The Lead june 2016 - Lifetime Benefit Solutions

Rules/Regs Update: Workplace Wellness Programs

New Rules and Regs for insurance brokers workplace wellness programsIn May, the Equal Employment Opportunity Commission (EEOC) released final regulations relating to workplace wellness programs. According to the regulations, an employer may offer an incentive, such as a reward or a penalty, to an employee whose spouse receives health services provided by the employer – included as part of a wellness program – and where the spouse provides information about his/her current or past health status.

Do's & Don'ts

In addition, a wellness program that asks employees (1) to answer disability-related questions about their health conditions or (2) undergo medical examinations or biometric screening for the purpose of alerting them to health risks (such as having high cholesterol or elevated blood pressure) is permissible under the law in cases where a reward is provided for participating in the program. (Conversely, a penalty can be imposed for non-participation or failing to meet certain health outcomes.)

However, asking employees to provide medical information on a health risk assessment without providing any feedback about risk factors or using aggregate information to design programs or treat specific conditions is not permissible.

The rules further hold that an employer cannot require participation in these programs; may not deny an employee access to health coverage if they choose not to participate; and may not take adverse actions against employees who choose not to participate.

The EEOC imposed a new notice requirement on employers offering the above described programs, requiring employers to clearly explain what medical information will be obtained, how it will be used, who will receive it, and restrictions on its disclosure. If the employer is not already providing this information described above, then a new notice must be sent in some form.

Incentives & Penalties

One of the most important clarifications under the EEOC final regulation is the type of incentives that may be offered for participation in the wellness programs discussed above - or penalties that may be imposed for non-participation or failing to meet certain health outcomes. Specifically, the maximum allowable incentive that may be offered to employees participating in the program - and similarly the maximum allowable penalty for non-participation or failing to meet certain health outcomes - must equal 30% of the lowest-cost self-only plan offered by the employer.

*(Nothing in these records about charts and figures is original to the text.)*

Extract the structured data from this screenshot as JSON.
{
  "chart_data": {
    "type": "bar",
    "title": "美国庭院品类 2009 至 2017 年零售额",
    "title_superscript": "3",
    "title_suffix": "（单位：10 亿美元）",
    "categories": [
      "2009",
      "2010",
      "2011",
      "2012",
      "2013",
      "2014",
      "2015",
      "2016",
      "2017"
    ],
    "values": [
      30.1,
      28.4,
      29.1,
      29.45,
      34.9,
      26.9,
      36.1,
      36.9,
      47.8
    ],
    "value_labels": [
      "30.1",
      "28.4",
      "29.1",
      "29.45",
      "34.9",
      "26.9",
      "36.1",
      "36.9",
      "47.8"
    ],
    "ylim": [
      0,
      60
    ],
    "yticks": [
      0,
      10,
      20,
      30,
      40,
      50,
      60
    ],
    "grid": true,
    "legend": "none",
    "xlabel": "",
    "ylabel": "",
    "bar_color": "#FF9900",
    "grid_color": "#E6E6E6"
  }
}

The final regulations include two new confidentiality requirements providing that medical information collected through a wellness program may only be provided to an employer in aggregate terms that do not disclose and are not reasonably likely to disclose the identity of specific individuals, except as, for example, needed to administer the health plan. In addition, an employer may not require an employee to agree to the sale, exchange, sharing, transfer, or other disclosure of medical information, or to waive confidentiality protections under the law as a condition of participating in a wellness program or receiving an incentive for participating.